Currently, Camara said, ABC is short on customer service staff, salespeople, dispatchers, drivers, mechanics, heavy equipment operators, facility laborers, and more.
As a service company, Camara said ABC prides itself on reliable and consistent service, but staying on schedule can be difficult or impossible when there aren’t enough workers. For Camara and his staff, it’s all hands on deck during the sanitation and waste management crisis. “If I didn’t come in to drive my truck on my last day of vacation, the work wouldn’t have gotten done, and that’s not acceptable,” Camara said.
In April 2020, nearly 560,000 Massachusetts residents were receiving unemployment, according to the Bureau of Labor Statistics, and in April 2021, Massachusetts still held a 6.4 percent unemployment rate.
Camara said he believes there will be a significant rise in the sanitation and waste management workforce after federal and state aid runs dry, and many folks are no longer living off government subsidies.
Even with a diminished workforce, Camara said, ABC and other disposal companies are still getting the job done, even if pickups are a bit late, and drivers have to work odd hours.
“I don’t see any reason why we can’t meet the demand of the summer season — I know sometimes the routes aren’t done during the week, and we have to go out during the weekend,” Camara said, and explained that drivers are only allowed to drive 10 hours per day.
As of now, the majority of the 600,000 tons of waste ABC manages each year is bailed into bags and shipped out to states like Ohio and Virginia because there is a lack of landfill and incineration capacity in Massachusetts.

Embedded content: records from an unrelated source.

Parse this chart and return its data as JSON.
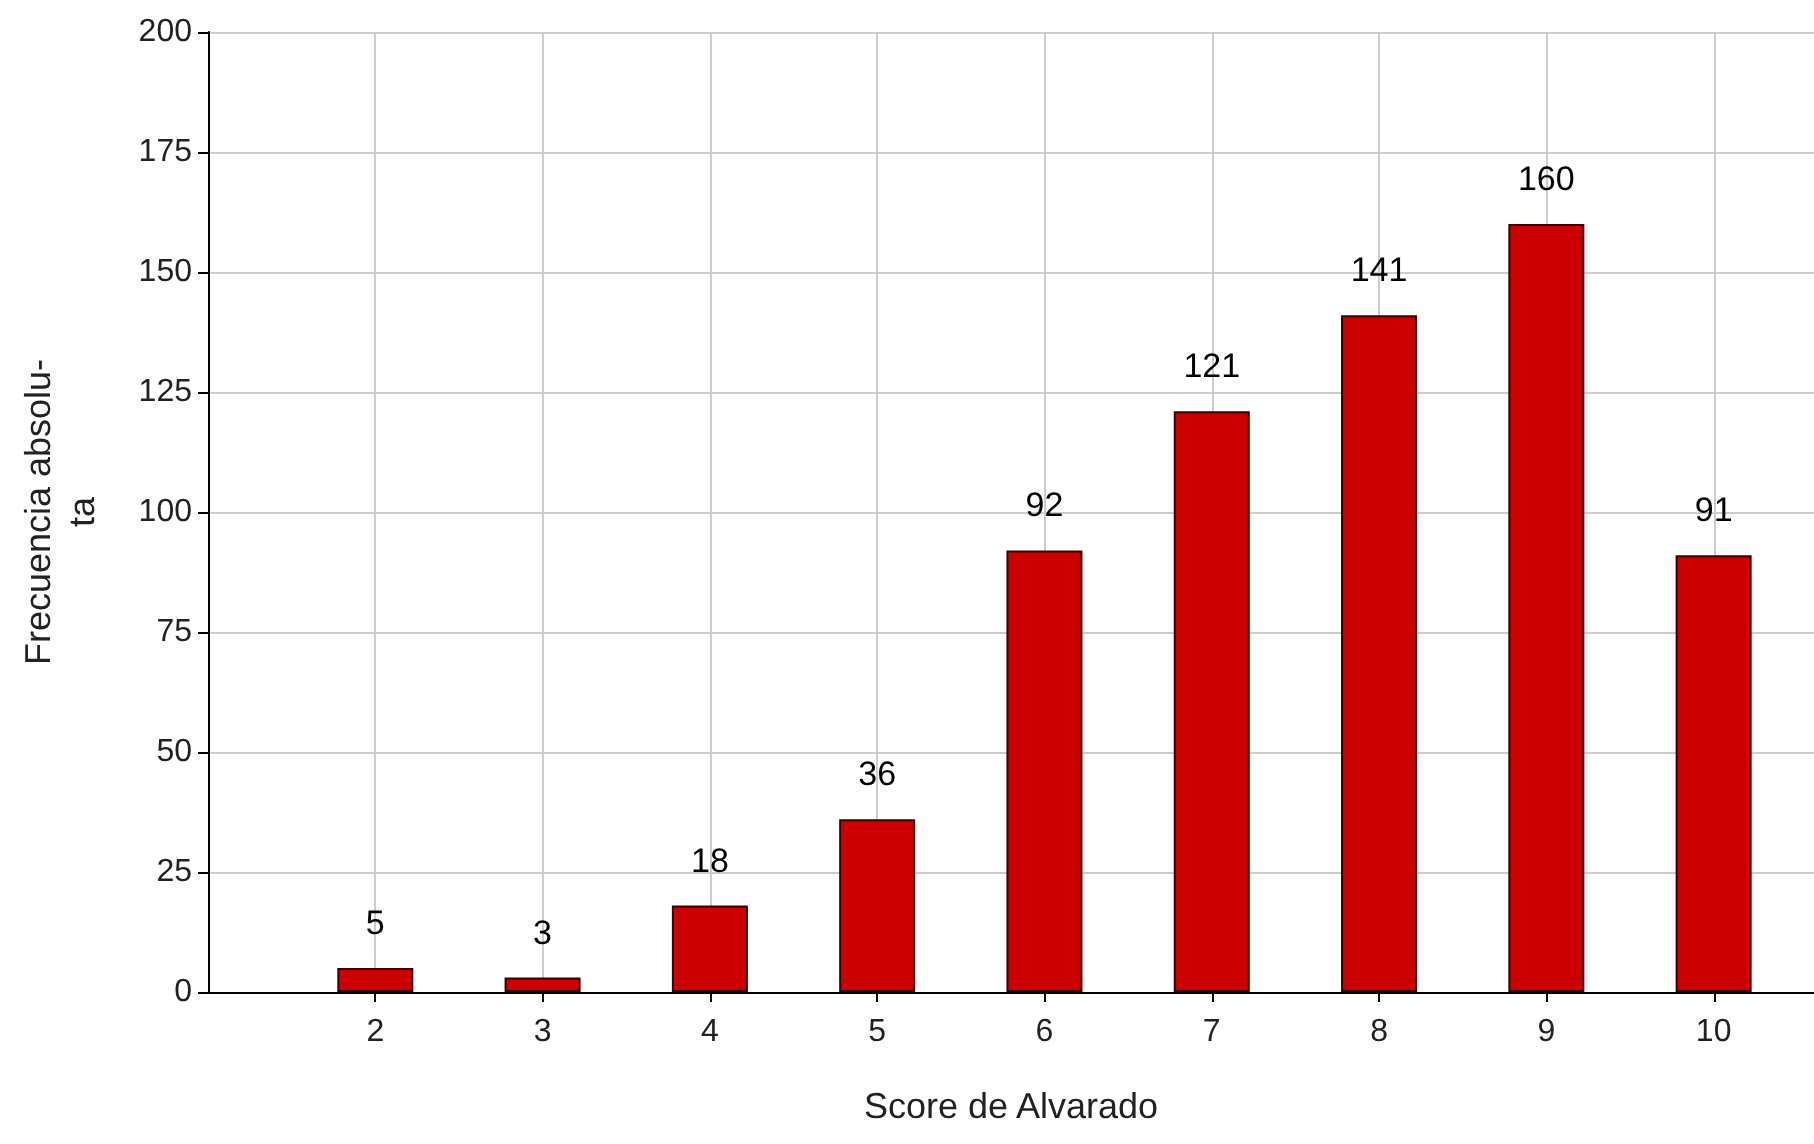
{
  "chart_data": {
    "type": "bar",
    "xlabel": "Score de Alvarado",
    "ylabel": "Frecuencia absolu-\nta",
    "x": [
      2,
      3,
      4,
      5,
      6,
      7,
      8,
      9,
      10
    ],
    "values": [
      5,
      3,
      18,
      36,
      92,
      121,
      141,
      160,
      91
    ],
    "color": "#cc0000",
    "xlim": [
      1,
      10.6
    ],
    "xticks": [
      2,
      3,
      4,
      5,
      6,
      7,
      8,
      9,
      10
    ],
    "ylim": [
      0,
      200
    ],
    "yticks": [
      0,
      25,
      50,
      75,
      100,
      125,
      150,
      175,
      200
    ],
    "grid": true,
    "data_labels": true
  }
}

Camara said that during a conference call with the Secretary of Environmental Affairs, he asked how ABC can fulfill one of its core goals of helping the environment when it is being forced to create massive carbon impacts by shipping trash that far away.

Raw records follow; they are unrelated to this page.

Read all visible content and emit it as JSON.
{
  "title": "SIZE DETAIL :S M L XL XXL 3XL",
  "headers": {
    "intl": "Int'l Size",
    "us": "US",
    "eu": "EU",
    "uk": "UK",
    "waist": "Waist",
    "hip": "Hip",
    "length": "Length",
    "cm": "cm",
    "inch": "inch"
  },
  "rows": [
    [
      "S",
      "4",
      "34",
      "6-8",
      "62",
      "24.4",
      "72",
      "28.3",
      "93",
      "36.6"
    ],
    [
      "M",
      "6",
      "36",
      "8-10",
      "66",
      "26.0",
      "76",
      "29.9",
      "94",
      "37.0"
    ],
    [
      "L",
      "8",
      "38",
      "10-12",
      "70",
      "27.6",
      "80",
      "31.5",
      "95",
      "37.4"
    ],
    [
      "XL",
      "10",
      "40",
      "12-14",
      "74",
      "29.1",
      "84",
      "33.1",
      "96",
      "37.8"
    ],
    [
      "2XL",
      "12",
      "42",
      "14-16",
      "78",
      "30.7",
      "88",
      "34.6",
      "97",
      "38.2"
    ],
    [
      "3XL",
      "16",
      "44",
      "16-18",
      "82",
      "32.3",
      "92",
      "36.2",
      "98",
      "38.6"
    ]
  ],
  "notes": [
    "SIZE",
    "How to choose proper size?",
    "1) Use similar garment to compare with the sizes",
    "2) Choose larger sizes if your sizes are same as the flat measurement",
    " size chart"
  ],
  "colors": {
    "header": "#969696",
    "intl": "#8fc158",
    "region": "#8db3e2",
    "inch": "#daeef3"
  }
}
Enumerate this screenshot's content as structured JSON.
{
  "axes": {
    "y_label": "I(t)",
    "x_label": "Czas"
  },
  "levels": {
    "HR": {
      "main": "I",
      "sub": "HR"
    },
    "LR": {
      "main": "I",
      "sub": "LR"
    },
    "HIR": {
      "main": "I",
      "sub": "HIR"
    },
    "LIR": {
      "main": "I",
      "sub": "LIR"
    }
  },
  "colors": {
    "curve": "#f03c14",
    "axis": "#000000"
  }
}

“They said they totally agree, but they just didn’t have a good solution right now,” Camara said.
Bruno’s Rolloff general manager Joshua Forend said finding places for the company to take the waste it picks up has been a problem for the past 10 years, as every day the company is sending loaded trucks to New York to dump.
Right now, Forend stressed that the best thing the Island community can do to combat the waste crisis is to reduce the use of all disposables and address the issue at its core.
“We knew this day was coming for a long time — it’s nothing new. The landfills are full, and unfortunately the public won’t know it until it hits their wallets,” Forend said. “We are producing major volumes of waste, and I think we can do better with it. We can’t create new landfills, and the facilities that we need to handle what we do cost billions of dollars, so we won’t have our own here on the Island.”
As far as staffing is concerned, Forend said, every truck had a hired driver at the start of the year, and now he and his operations manager are in a truck doing pickups every day. Even if the company doubled its pay rates (and in turn, doubled its prices), Forend said, he believes it would still face the same issue.
“It seems like there are just so many other opportunities out there that it makes everything pretty thin for us,” Forend explained. “I think a lot of people can make close to the same money doing something they probably prefer, instead of picking up trash. That’s our battle that we fight.”